LOS ANGELES (Bloomberg) -- Toyota Motor Corp.'s revamped Camry, key to the carmaker's U.S. sales revival, is likely to win a favorable review from Consumer Reports magazine, which has been critical of other Toyota and Honda Motor Co. models.
The magazine published by Consumers Union, a non-profit group, is evaluating the 2012 Camry that went on sale in October, David Champion, senior director of vehicle testing, said in an interview.
"It's better than the last Camry," Champion said at the Los Angeles Auto Show last week. "Interior fit and finish is pretty good. It has good-quality materials. The seats are pretty good. Fuel economy is a bit better."
Carmakers seek favorable evaluations from the magazine as its reviews are considered the most objective because of policies of accepting no advertising and buying every vehicle it tests. While Toyota models historically fared well in Consumer Reports' reviews, in 2007 the magazine said it would scrutinize the brand more carefully because of problems it found in the Tundra pickup, Lexus GS luxury car and previous V-6 engine Camry sedan.

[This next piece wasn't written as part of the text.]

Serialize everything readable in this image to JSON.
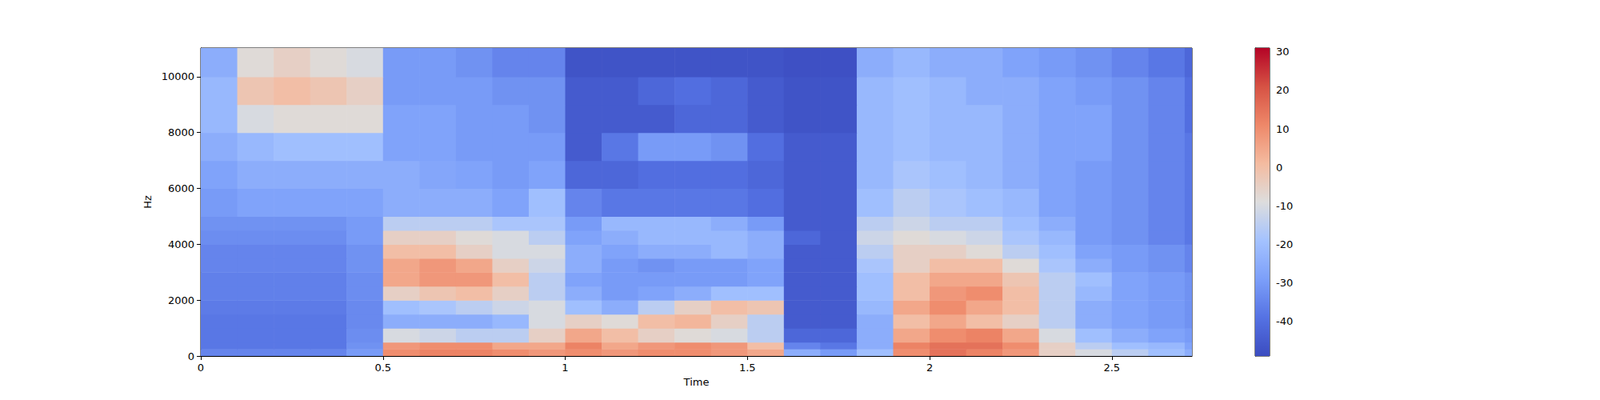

The magazine in August declined to recommend Honda's 2012 Civic small car, a model it previously favored in that segment. Honda has since said it's considering revisions to Civic, without elaborating.

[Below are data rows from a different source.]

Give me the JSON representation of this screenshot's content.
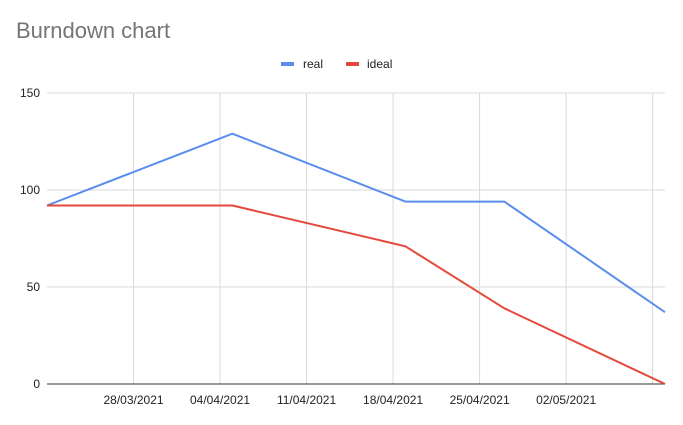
{
  "chart_data": {
    "type": "line",
    "title": "Burndown chart",
    "xlabel": "",
    "ylabel": "",
    "x": [
      "2021-03-21",
      "2021-04-05",
      "2021-04-19",
      "2021-04-27",
      "2021-05-10"
    ],
    "x_tick_labels": [
      "28/03/2021",
      "04/04/2021",
      "11/04/2021",
      "18/04/2021",
      "25/04/2021",
      "02/05/2021"
    ],
    "x_tick_dates": [
      "2021-03-28",
      "2021-04-04",
      "2021-04-11",
      "2021-04-18",
      "2021-04-25",
      "2021-05-02"
    ],
    "xlim": [
      "2021-03-21",
      "2021-05-10"
    ],
    "ylim": [
      0,
      150
    ],
    "y_ticks": [
      0,
      50,
      100,
      150
    ],
    "grid": true,
    "legend_position": "top-center",
    "series": [
      {
        "name": "real",
        "color": "#5b8def",
        "values": [
          92,
          129,
          94,
          94,
          37
        ]
      },
      {
        "name": "ideal",
        "color": "#e5483c",
        "values": [
          92,
          92,
          71,
          39,
          0
        ]
      }
    ]
  }
}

Camry has been the best-selling car in the U.S. for 13 of the past 14 years, and Toyota has vowed to retain that position. Toyota's goal is to sell 360,000 units of Camry's next year, below 2007's record 473,108.
Camry sales fall
Sales this year through October fell 8.8 percent to 251,564 units, the result of reduced output after Japan's earthquake and tsunami cut supplies of parts, according to the company. The Camry decline mirrors Toyota's 8.8 percent U.S. sales slide during the same period.

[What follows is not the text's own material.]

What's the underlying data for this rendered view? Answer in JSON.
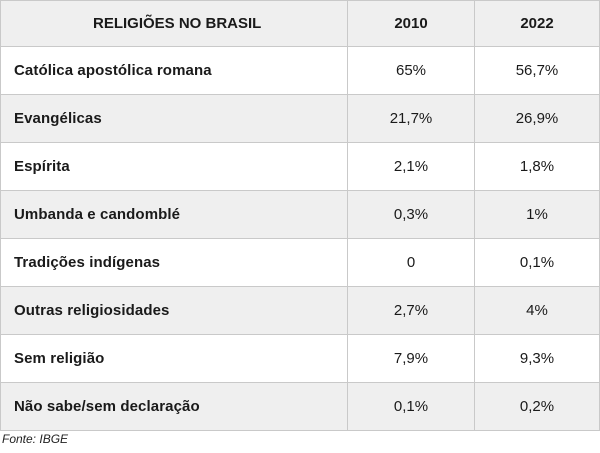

Reviews for the 2012 Camry have been generally favorable, noting improved driving performance. Most also note that the new car's styling is more conservative than midsize rivals including Hyundai Motor Co.'s Sonata.
"Camry is going to continue to suffer at the hands of Sonata," Eric Noble, president of industry researcher The Car Lab, said at a conference in Los Angeles last week. "It is a far less emotive design."
In terms of styling, Toyota and Honda models are "yesterday's pastiche of old elements," Noble said. Sonata sales rose 16 percent through October to 192,953. Exterior styling is an issue because the new Camry "doesn't look that much different from the old one," Champion said.
'Doing very well'
Toyota estimates more than 6.8 million Camry models are on the road in the U.S., the largest owner base of any midsize sedan.
"The car is doing very well," Jim Lentz, president of Toyota's U.S. sales unit, said in an interview last week. "Customers love the exterior styling. They love the interior. They love the audio. We are really excited about the launch of this car."
Since sales began in October, most buyers of the new model are previous owners of Camrys and other Toyota models, Lentz said. The company still needs inventory to build up to reach traditional sales levels of 30,000 a month and that will occur "sometime in February or March," he said.
Toyota builds Camrys in Georgetown, Ky., and at an assembly line at affiliate Fuji Heavy Industries Ltd.'s Subaru plant in Lafayette, Ind.